2. The inspissated juice of licorice root, used as a
confection and for medicinal purposes.
Licorice fern (Bot.), a name of several kinds of polypody
which have rootstocks of a sweetish flavor.
Licorice sugar. (Chem.) See Glycyrrhizin.
Licorice weed (Bot.), the tropical plant Scapania dulcis.

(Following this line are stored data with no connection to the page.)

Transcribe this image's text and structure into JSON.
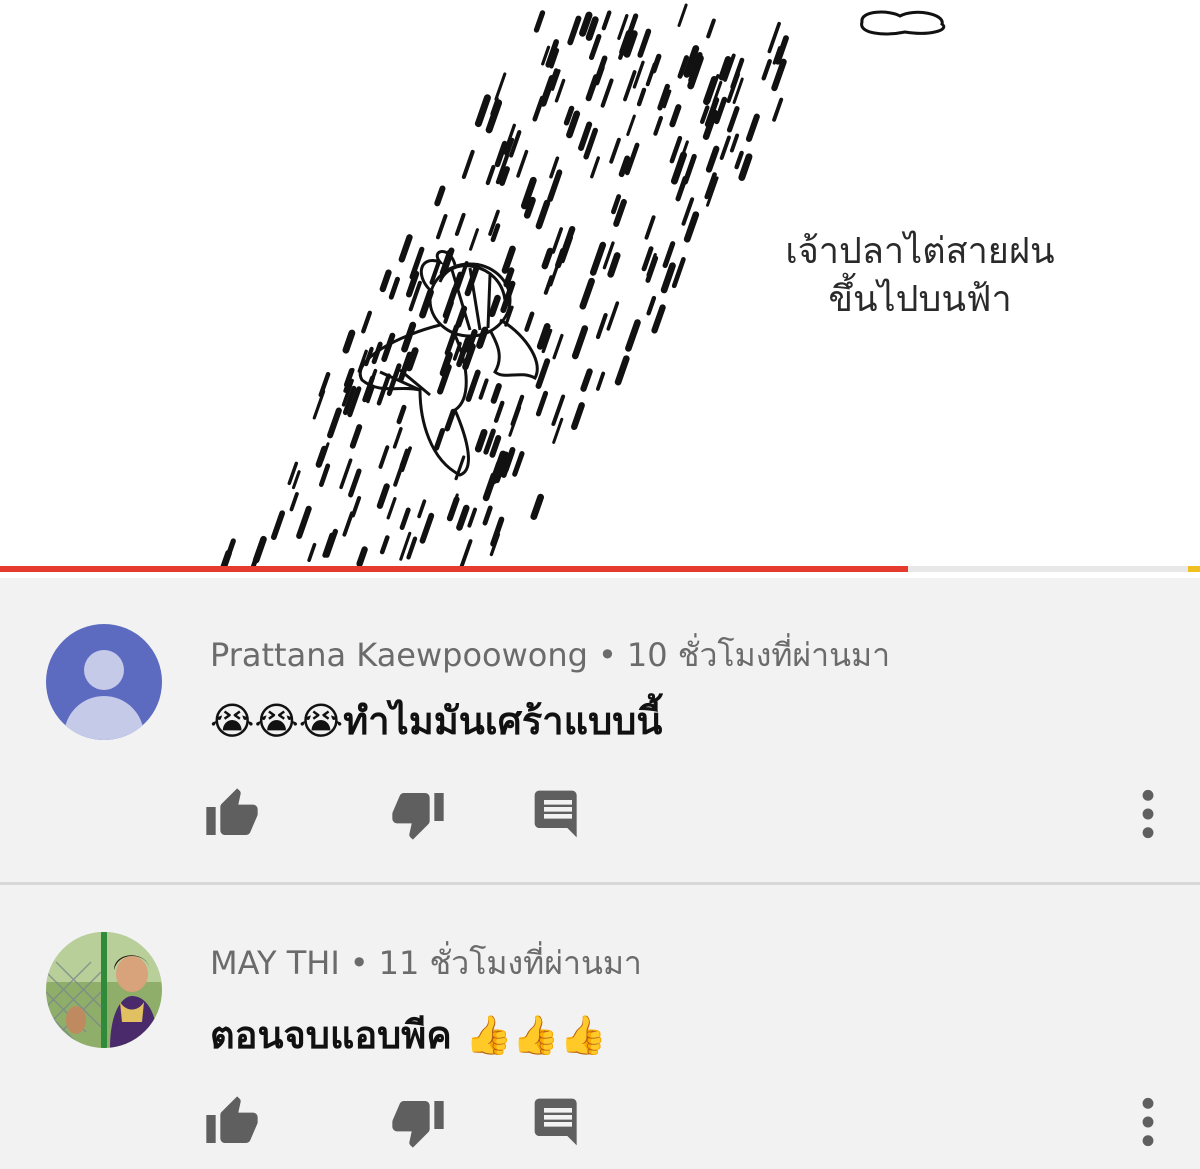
{
  "video": {
    "caption_line1": "เจ้าปลาไต่สายฝน",
    "caption_line2": "ขึ้นไปบนฟ้า",
    "progress_fraction": 0.757
  },
  "comments": [
    {
      "author": "Prattana Kaewpoowong",
      "separator": "•",
      "time": "10 ชั่วโมงที่ผ่านมา",
      "text": "😭😭😭ทำไมมันเศร้าแบบนี้",
      "avatar": "default-avatar-icon"
    },
    {
      "author": "MAY THI",
      "separator": "•",
      "time": "11 ชั่วโมงที่ผ่านมา",
      "text": "ตอนจบแอบพีค 👍👍👍",
      "avatar": "photo-avatar"
    }
  ],
  "colors": {
    "progress": "#e53a2e",
    "avatar_default_bg": "#5c6bc0",
    "background": "#f2f2f2"
  },
  "icons": [
    "thumbs-up-icon",
    "thumbs-down-icon",
    "reply-icon",
    "more-vert-icon"
  ]
}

Mountain licorice (Bot.), a kind of clover (Trifolium
alpinum), found in the Alps. It has large purplish
flowers and a sweetish perennial rootstock.
Wild licorice. (Bot.)
(a) The North American perennial herb Glycyrrhiza
(b) Certain broad-leaved cleavers (Galium circ[ae]zans
and Galium lanceolatum).
(c) The leguminous climber Abrus precatorius, whose
scarlet and black seeds are called black-eyed
Susans. Its roots are used as a substitute for those
of true licorice (Glycyrrhiza glabra).